As the nation remembers the devastation of Hurricane Katrina ten years ago, attention is focused on the recovery, and whether the resources provided to the Gulf Coast region have been distributed in an equitable manner. The evidence suggests that black communities have lost out and have suffered from disproportionate support from federal, state and local governments.

In 2010, the Center for Social Inclusion issued a report (pdf) on Gulf Coast recovery programs, warning “many of these dollars have supported projects that have done little to advance recovery for communities of color and poor communities affected by the storm.” The report found that, while over $69 billion in federal aid had been distributed to the region, federal authorities allowed states to divert resources away from the hardest hit communities and exclude vulnerable populations from the decision-making process.

Mississippi Gov. Haley Barbour — whose state was supposed to use 50 percent of a Community Development Block Grant to assist low-income people — secured a waiver from the Department of Housing and Urban Development to prioritize compensation for middle- and higher-income residents. Casinos were built on the Mississippi shoreline, where a staggering 37 percent of the residents are poor.

New Orleans’ black community was destroyed by Katrina and local government decisions. In flood-ravaged areas such as the poor, black Ninth Ward, recovery efforts were delayed by two to four years because the city planned to redline certain areas and turn other to lagoons and abandon them as livable spaces. And the Louisiana legislature took over the New Orleans school district and fired all 7,500 employees — including 4,600 teachers — who were mostly African-American in this predominantly black school system. The teaching profession was a staple of New Orleans’ black middle class. According to data from Tulane University, the percentage of black teachers fell from 71 percent in 2005 to under 50 percent in 2014.

Further, white decision-makers kept poor black people from returning by enacting discriminatory ordinances to “clean up” public housing and remake the city in a whiter image. Pre-fabricated housing and multi-family dwellings were restricted, and the cost of single-family residences was increased.

Moreover, Jefferson Parish banned new, low-income housing developments, and St. Bernard Parish passed a Jim Crow-style “blood relative ordinance” which restricted rentals by landlords to their own relatives, citing the “need to maintain the integrity and stability of established neighborhoods.” The Greater New Orleans Fair Housing Action Center sued St. Bernard Parish, which paid a $1.8 million settlement.

According to a 2006 study from the National Fair Housing Alliance, black Katrina evacuees experienced a 66 percent racial discrimination rate, with higher rent prices and security deposits than whites.

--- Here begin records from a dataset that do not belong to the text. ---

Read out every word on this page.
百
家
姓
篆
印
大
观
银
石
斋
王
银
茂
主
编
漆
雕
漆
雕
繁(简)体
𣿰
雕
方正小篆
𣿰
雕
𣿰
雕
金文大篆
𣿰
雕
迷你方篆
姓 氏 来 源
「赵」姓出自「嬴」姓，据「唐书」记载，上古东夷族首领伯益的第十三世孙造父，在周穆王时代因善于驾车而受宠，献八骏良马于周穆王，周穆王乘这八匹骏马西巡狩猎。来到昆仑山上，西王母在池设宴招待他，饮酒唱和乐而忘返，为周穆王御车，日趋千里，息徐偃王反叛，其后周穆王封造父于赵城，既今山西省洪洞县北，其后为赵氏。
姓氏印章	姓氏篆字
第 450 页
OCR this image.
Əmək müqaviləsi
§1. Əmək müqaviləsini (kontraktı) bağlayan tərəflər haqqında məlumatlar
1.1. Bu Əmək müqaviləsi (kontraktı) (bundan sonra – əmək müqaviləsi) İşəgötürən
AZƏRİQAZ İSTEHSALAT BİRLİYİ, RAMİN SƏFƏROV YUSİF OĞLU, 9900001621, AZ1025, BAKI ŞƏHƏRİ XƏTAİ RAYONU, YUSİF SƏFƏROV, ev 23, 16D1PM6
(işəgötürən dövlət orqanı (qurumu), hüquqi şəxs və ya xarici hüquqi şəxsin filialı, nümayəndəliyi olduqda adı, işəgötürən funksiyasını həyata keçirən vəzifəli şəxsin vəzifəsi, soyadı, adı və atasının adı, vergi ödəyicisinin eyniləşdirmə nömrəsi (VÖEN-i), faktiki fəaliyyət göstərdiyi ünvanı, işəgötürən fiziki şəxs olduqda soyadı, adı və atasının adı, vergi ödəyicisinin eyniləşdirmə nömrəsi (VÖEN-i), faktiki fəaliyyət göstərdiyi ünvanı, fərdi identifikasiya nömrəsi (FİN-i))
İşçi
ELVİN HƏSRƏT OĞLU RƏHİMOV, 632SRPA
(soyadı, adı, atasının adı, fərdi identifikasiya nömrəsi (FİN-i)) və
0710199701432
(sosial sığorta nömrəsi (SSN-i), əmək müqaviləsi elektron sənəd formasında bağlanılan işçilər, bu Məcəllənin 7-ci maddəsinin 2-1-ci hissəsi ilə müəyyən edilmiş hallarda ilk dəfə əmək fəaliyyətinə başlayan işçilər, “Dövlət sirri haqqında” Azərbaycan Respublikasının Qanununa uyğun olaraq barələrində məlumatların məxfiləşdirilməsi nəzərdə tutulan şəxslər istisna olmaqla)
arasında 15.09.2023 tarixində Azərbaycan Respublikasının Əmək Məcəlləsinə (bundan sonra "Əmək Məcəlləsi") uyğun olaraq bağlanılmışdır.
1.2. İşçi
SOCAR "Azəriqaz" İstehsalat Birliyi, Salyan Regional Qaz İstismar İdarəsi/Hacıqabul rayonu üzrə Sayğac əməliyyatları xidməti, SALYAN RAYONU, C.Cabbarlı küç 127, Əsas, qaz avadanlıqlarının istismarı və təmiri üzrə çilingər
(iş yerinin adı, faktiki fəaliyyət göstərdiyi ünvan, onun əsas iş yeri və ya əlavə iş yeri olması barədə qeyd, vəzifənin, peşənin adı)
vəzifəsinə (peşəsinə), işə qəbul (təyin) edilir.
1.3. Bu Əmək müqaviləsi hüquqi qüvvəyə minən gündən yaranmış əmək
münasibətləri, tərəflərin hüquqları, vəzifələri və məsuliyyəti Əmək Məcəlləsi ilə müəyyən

A study (pdf) from the Institute For Women’s Policy Research found black women who were displaced by the demolition of public housing were not taken into account when the government formulated disaster relief efforts.  Although public officials claimed that these low-income women and their families did not want to return to New Orleans after the disaster, they did, yet they lacked the necessary resources and support. Further, a housing voucher system proved far more expensive for low-income people than public housing. In New Orleans, there are 3,221 fewer low-income apartment houses today than in 2005, and most new units are unaffordable to those who lived in public housing pre-Katrina.

In addition, some federal recovery programs were racially biased. For example, the $10 billion Road Home program, which was to pay up to $150,000 to homeowners with flood damage, was based not on the cost of the repairs but the appraised value of the property. This meant blacks were shortchanged, as homes in white areas were worth far more than comparable homes in black areas.